Despite the fact we live in an age of big money politics and expansive campaign organizations, deciding the outcome of an election by random chance isn’t all that rare an occurrence in American politics.
In fact, a number of states and communities across the nation have long standing tie-breaking rules and rituals to settle deadlocked elections and they rely on everything from a coin flip to the drawing of straws to the name drawn from a bowl (or other receptacle) as is practiced in Virginia.
Although there has yet to be a presidential race settled in such a fashion, examples in down-ballot races abound.
For instance, in 2006, a Democratic primary for a state House seat in Alaska was decided by the toss of a commemorative coin that depicted walruses on the heads side of the coin and the Alaska state seal on the tails side. Today, the winner of that coin toss is speaker of the Alaska House of Representatives.
In November 2013, a coin toss determined the winner of the mayoral race in the Idaho town of Albion, and in 2018. Coin flips decided who would be mayor of Magnolia, Ohio, and which of two write-in candidates would prevail in a city council race in Crescent Springs, Kentucky.
But coin flips are by no means the only game of random chance employed to settle elections
In 2002, a seat on the Esmeralda County Commission in Nevada was decided after the county clerk-treasurer shuffled a deck and fanned the cards out on a table like a casino dealer. Both candidates drew jacks, but the Democrat’s spade beat out the Republican’s diamond.
In 2015, two Mississippi House candidates broke a tie by reaching into a red canvas bag and pulling out a silver-plated business card box engraved with the state’s name. The winner drew the box with a longer straw in it.
While most tiebreakers are the essence of simplicity — the toss of a coin or drawing of a name — once in awhile things get a little … elaborate.
Perhaps the best example of this is what happened in Neptune Beach, Florida in 2014. To settle a tied city council race, Supervisor of Elections Jerry Holland, decreed that the name of one of the two candidates — either incumbent Richard Arthur or challenger Rory Diamond — be drawn from a hat.
The winner of the drawing then got to call heads or tails during a coin toss.
But wait, there’s more.
The winner of the coin toss then decided whether to go first or second in a random drawing of ping pong balls, numbered 1 to 20, from a cloth bag.
Arthur pulled a No. 12 ping pong ball out of a bag.
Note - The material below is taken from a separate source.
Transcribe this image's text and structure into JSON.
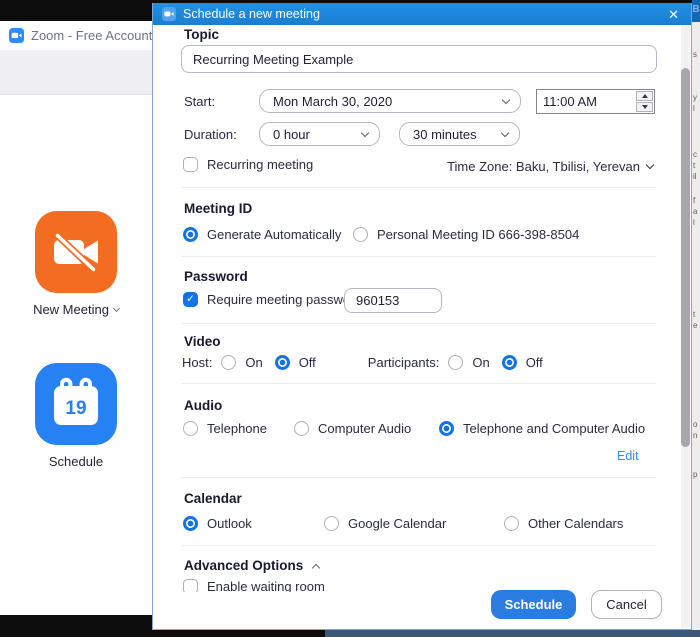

Diamond drew a No. 4 ball. Arthur, with the highest number, was named the winner.
The drawing in the Yancey and Simonds race in Virginia was decided by tie-breaking procedures laid out in a 1705 Virginia law.
Both candidates’ names were placed in film canisters inside a blue and white ceramic bowl made by Steven Glass, a local artist.
In the end, Yancey’s name was drawn, and he was declared the new representative.
The random drawing had major repercussions on governing in Virginia. With Yancey’s win, Republicans maintained a slim 51-49 majority in the House. If Simonds had won, the two major parties would have had to share power.
On Nov. 5, 2019, the Democrats gained control of the Virginia House of Delegates the old fashioned way, by securing a 55-45 member majority at the polls.